When a couple says they never argue, it means they are each keeping a silent record of wrongs and grievances. They might successfully keep it bottled up until they die, but that's rare. Usually, they become teeming pots of resentment that bubble over in destructive ways.
Ongoing resentment acts out in random and confusing ways, in areas of life that have nothing to do with the original offense. This is why outbursts can seem like they come "out of nowhere."
In reality, the fuse has been burning for years. One of the healthiest things you can do for your marriage is to learn how to argue and disagree respectfully. This is a skill that takes practice.
And it takes courage. It's easier to keep your resentment bottled up and then take it out on your kids or your dog.
Whenever two people live in close proximity to one another, there will be disagreements. It's inevitable.
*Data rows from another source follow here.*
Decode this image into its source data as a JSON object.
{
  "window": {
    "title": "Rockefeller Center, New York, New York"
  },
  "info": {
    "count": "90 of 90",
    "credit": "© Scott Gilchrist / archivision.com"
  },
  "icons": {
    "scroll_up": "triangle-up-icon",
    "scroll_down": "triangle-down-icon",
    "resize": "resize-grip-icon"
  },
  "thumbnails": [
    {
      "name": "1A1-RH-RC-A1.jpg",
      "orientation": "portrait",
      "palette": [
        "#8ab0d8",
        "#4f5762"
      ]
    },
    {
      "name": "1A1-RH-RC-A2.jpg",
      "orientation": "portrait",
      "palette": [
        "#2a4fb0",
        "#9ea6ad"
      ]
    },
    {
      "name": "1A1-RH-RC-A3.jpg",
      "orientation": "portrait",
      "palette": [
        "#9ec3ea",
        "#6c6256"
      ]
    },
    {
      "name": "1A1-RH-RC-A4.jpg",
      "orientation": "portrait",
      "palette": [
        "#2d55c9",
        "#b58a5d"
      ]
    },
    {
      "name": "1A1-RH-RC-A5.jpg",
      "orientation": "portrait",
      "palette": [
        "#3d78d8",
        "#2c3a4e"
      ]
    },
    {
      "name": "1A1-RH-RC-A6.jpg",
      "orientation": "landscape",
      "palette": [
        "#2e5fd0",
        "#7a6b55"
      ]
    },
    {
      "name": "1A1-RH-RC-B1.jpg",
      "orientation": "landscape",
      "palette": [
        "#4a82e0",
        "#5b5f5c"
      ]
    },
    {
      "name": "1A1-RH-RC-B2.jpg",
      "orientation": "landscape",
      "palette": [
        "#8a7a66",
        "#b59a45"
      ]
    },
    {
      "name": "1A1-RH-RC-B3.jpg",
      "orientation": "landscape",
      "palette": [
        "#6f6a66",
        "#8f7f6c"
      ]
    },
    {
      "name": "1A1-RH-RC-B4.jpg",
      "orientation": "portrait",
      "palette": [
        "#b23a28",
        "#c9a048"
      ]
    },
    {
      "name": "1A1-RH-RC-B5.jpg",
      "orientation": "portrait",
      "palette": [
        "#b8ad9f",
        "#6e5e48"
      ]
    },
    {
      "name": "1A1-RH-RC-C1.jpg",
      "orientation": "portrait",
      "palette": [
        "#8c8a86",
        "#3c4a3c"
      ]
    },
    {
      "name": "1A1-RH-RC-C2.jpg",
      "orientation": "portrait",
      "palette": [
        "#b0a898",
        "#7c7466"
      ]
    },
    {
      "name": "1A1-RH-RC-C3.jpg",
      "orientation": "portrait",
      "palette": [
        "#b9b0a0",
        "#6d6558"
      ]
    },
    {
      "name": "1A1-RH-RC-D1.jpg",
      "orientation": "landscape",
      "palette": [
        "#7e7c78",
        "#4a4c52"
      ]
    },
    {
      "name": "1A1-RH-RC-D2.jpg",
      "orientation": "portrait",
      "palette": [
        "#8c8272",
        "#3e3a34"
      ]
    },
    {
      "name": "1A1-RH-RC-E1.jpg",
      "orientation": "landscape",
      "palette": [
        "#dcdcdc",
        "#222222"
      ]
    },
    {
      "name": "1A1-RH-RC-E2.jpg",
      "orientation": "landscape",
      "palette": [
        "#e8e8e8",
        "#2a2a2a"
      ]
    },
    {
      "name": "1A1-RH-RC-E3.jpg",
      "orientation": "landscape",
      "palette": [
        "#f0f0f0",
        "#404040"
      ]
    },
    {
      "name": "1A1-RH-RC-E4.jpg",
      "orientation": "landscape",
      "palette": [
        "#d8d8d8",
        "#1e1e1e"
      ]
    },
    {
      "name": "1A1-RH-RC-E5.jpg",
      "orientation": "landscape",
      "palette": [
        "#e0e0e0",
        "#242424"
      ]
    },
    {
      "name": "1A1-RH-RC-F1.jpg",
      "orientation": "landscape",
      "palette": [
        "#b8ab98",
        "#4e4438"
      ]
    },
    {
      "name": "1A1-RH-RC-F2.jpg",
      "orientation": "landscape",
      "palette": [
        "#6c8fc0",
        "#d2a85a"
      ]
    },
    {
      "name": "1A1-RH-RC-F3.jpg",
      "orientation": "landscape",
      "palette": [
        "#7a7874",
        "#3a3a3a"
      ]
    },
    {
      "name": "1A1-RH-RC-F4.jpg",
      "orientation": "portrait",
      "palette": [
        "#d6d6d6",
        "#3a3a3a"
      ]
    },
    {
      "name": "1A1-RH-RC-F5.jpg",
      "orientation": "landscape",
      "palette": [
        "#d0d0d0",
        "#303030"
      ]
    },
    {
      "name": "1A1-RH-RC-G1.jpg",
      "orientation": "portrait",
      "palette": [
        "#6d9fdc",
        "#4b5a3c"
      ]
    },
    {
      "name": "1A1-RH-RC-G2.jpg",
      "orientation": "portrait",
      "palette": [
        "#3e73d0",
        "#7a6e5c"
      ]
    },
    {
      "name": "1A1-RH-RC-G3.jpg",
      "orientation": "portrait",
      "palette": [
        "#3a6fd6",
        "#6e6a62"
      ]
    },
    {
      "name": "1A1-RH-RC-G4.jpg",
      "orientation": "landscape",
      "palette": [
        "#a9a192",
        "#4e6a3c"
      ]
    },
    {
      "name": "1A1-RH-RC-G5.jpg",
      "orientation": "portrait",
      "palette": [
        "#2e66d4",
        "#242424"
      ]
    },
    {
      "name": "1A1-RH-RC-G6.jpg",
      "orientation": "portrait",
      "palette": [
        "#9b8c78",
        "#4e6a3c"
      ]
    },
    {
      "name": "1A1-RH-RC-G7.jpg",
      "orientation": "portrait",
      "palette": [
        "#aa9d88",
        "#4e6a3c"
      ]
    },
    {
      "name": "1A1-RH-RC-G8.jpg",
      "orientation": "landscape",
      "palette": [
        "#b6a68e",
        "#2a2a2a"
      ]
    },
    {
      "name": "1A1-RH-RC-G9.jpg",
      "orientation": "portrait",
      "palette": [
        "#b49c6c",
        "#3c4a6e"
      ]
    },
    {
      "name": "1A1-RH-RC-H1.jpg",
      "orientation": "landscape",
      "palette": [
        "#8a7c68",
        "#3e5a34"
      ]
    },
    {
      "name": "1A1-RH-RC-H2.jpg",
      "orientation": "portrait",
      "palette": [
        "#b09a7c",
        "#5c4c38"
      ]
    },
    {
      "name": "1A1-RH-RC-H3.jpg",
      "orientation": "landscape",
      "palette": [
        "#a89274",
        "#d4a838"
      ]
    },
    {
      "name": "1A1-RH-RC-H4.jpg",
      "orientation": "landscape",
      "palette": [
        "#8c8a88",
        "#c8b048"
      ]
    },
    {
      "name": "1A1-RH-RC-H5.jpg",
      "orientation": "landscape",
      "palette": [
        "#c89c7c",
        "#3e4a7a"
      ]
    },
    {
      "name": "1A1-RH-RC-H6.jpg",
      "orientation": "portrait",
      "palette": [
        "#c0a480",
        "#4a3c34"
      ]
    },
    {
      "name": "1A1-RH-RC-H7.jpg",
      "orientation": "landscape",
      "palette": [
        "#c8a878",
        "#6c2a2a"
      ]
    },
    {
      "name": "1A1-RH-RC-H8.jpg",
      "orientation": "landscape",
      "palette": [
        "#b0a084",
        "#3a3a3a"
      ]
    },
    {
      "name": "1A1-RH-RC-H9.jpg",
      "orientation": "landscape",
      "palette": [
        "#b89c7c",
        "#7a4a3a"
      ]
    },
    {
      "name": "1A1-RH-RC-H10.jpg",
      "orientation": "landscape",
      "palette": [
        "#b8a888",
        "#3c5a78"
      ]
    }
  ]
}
And even more so when they are as different as a man and a woman are different. You didn't get married just because of your agreements and similarities. You also got married because of your differences and how those differences complemented one another.
Respectful arguments are healthy. Wives can disagree in a respectful way. Husbands can communicate their concerns in a loving way. No nagging and no browbeating.
Use objective statements, not accusatory statements. "When you do that, I feel disrespected," and not "You're so disrespectful!"
If you're angry, calm down before you speak.
Don't be passive-aggressive. Say what you mean.
Lots of divorced couples say their spouse never met their needs but never took the time to communicate their needs. What a tragedy.